The study makes six recommendations to help the European aviation ecosystem meet these goals.

  1. Accelerate adoption of 2030+ EIS aircraft, including both hyper efficient conventional aircraft and novel aircraft with revolutionary propulsion technologies such as hydrogen and electric aircraft. The current retirement rate of commercial aircraft (~3% of fleet per annum) is insufficient and a barrier to the uptake of new technologies. Europe therefore needs to find commercially viable ways to encourage faster retirement and new aircraft purchases through regulatory push or commercial pull, while preventing carbon leakage to other geographies, and in parallel supporting the development of novel manufacturing technologies.
  2. Shorten aircraft design, development and certification cycles to bring these aircraft to market as quickly as possible. This process normally takes around 7-8 years, but will need to be cut in half to bring forward EIS dates. Europe should encourage agile aircraft development (digital design etc.) and industrialization, and expedite certification for 2030+ EIS aircraft. However, any changes must be made without any risk to safety – safety is paramount and the development and certification process must remain robust while becoming faster.
  3. Reconfigure aviation and Air Traffic Control (ATC) infrastructure to accommodate novel aircraft types and minimize the emissions of all aircraft. To achieve this, Europe must support the rollout of upgraded ATC to enable the Single European Skies ATC program and remove the barriers it has historically faced, while also developing new processes to mitigate contrail/aviation-induced cloudiness emissions.
  4. Boost availability of hydrogen and sustainable fuels, including their feedstocks, to ensure that Europe has access to hydrogen and sustainable fuels for aviation to meet the expected future demand. Current production of both fuel types for aviation is almost zero. Europe therefore needs to develop necessary SAF/green hydrogen production capacity, ensure availability of key feedstocks (as renewables) and – while SAF ramp-up continues – also introduce fuels with low aromatic content to mitigate non-CO₂ effects. Europe should prioritize local SAF and hydrogen production, given recent global developments which have demonstrated the immense value of energy independence, but also with the potential future economic value of sustainable fuel exports.
  5. Enable the adoption of new airline network strategies that can fully take advantage of the capabilities of novel aircraft types. Hydrogen (fuel cell) and battery electric aircraft could enable distributed aviation, increased point-to-point, de-hubbing, and consolidation of flights. But they will also require airlines to rethink their networks and adopt split fleets during the transition process.
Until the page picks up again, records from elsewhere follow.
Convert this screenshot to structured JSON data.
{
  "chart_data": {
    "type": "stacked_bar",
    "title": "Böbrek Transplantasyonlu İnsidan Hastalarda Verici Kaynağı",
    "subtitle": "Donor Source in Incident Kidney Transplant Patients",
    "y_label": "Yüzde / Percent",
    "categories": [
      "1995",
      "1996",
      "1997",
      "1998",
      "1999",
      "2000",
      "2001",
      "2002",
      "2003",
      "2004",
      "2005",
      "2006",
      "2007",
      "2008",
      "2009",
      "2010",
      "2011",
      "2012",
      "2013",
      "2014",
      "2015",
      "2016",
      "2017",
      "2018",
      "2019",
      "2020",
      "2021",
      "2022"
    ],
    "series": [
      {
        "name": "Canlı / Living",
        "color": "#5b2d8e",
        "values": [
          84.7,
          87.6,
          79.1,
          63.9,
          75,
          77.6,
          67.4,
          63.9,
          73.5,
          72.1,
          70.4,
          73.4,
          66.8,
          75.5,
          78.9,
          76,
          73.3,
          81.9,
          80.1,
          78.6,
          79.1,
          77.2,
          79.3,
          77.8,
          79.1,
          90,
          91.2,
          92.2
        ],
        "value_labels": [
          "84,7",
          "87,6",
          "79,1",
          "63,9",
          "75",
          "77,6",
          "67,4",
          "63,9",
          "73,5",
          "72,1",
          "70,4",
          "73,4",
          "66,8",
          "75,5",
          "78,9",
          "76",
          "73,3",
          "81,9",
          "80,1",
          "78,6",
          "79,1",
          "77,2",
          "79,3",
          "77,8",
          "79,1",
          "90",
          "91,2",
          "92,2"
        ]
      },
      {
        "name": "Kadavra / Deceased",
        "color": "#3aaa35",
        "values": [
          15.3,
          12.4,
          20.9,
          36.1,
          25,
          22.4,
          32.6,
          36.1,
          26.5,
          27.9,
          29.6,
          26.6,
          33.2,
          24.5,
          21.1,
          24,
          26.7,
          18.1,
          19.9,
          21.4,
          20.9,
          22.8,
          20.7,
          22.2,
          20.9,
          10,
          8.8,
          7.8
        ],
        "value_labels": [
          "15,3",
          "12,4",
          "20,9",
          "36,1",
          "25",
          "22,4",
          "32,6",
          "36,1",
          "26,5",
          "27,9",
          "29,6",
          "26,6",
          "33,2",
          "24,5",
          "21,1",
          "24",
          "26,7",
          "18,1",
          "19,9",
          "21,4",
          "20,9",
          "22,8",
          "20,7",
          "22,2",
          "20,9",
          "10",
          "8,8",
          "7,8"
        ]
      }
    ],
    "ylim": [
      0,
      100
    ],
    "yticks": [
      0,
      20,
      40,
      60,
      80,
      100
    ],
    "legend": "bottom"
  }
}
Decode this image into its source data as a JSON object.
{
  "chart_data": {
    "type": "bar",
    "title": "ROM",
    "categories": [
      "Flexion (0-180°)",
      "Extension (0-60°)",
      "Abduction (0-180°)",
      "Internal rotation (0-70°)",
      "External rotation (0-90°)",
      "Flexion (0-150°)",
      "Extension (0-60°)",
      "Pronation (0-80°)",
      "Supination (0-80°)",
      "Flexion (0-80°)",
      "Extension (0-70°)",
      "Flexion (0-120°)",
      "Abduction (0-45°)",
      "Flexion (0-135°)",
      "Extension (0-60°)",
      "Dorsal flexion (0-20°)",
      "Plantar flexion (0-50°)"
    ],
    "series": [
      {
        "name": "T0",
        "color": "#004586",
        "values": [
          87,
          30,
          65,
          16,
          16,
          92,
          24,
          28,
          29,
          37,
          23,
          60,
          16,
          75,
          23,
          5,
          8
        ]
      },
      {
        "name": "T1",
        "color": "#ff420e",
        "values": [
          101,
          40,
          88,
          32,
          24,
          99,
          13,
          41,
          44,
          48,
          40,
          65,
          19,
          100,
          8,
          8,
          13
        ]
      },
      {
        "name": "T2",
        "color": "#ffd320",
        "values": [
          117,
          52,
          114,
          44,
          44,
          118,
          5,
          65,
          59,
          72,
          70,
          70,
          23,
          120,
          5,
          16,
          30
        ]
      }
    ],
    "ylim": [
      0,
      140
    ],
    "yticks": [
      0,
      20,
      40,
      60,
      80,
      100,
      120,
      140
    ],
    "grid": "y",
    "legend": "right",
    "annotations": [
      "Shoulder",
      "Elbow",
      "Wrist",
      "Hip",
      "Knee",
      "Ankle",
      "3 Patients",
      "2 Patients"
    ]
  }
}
Thus, Europe should unlock the potential of alternative network strategies and facilitate this change for airlines.
  6. Develop and implement effective mitigation strategies for non-CO₂ effects, pursuing practical solutions on NOX, particulates and contrail mitigation that are backed up by science. The adoption of SAFs and hydrogen-powered aircraft may be less effective at reducing non-CO2 emissions than net-CO2 emissions. Europe must therefore improve research into non-CO2 effects and develop practical mitigation strategies, especially around contrails/aviation-induced cloudiness – especially as there is significant potential to mitigate much of the impact of, for example, contrails even without new technologies.
If Europe succeeds in these challenges and other regions follow, it will have paved the way to climate neutrality in global aviation.